Exponential Growth in Services
AWS is growing at an impressive rate. Amazon boasts five times the computing capacity of all rivals combined. 449 new services and features were released in 2014, up from 280 the previous year. At this pace, it is no surprise that AWS’ public cloud competitors find it difficult to keep up with its growth rate and innovation.
There are 11 AWS regions worldwide and more than 30 data centers. Last October, AWS opened their AWS EU-Central (Frankfurt) region and at the beginning of this year, announced that it will open a large region in India in 2016. Every region holds two to five Availability Zones, with less than 1-millisecond latency between them. They are far enough apart for safety purposes and close enough for satisfactory latency.
In his 2014 re:Invent speech, the Vice President of AWS, James Hamilton, disclosed some of the factors that have led the company into the spotlight:
- AWS adds an adequate amount of servers on a daily basis to back the infrastructure demand it had as a $7 billion revenue enterprise in 2004.
- S3 has 132% year-over-year growth in data transfers.
- AWS’ single data center network capacity is 102Tbps.
- A single data center consumes about 25-30 megawatts of power with 50,000-80,000 servers.
Green Data Centers
Three AWS regions are 100% carbon neutral regions: US West (Oregon), AWS GovCloud (US), and EU (Frankfurt). AWS reported that 25% of the power it consumes comes from renewable resources. According to Gizmodo magazine, Amazon founder and CEO, Jeff Bezos, recently announced that an investment was made to run an 80 megawatt solar farm in Virginia. According to Gizmodo, the new plant will be up and running by 2016 and will be able to power 15K US households each year. It’s fair to assume that it will be a dedicated energy source for AWS’ US East, Northern Virginia region.
Amazon’s Stock on the Rise
The e-commerce giant’s Q2 profit amounted to $0.19 per share. A year ago, the company lost $0.27 per share. Analysts are predicting another loss of $0.13 per share. Revenues were better than expected, too, up 20% to $23.2 billion. That was about $800 million more than forecast. According to the New York Times, the biggest contribution to these numbers was AWS.

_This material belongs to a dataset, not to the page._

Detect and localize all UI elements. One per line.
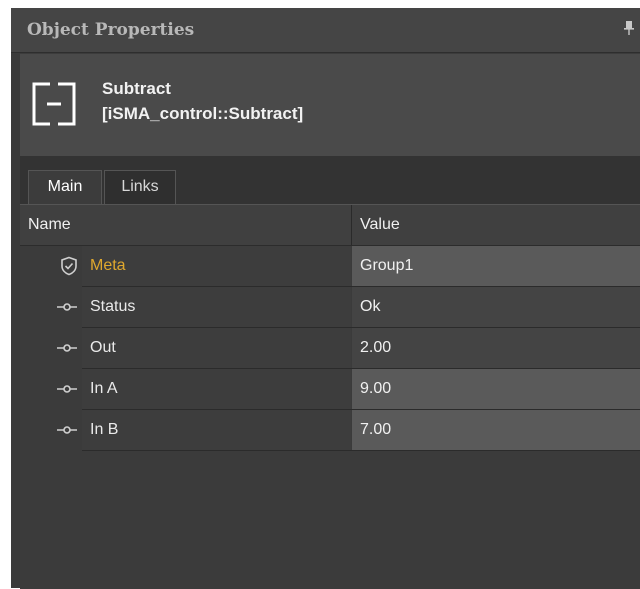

With these numbers and growth, there is no doubt that Amazon makes long term plans and the investment over the last few years has shown that it’s reaping the benefits. In 2013, Evercore partners forecast that AWS would be worth $50 billion this year and it seems like AWS is heading in that direction. Even with an increase in competition, we can assume that AWS has secured its position as the leader of cloud computing for a while longer.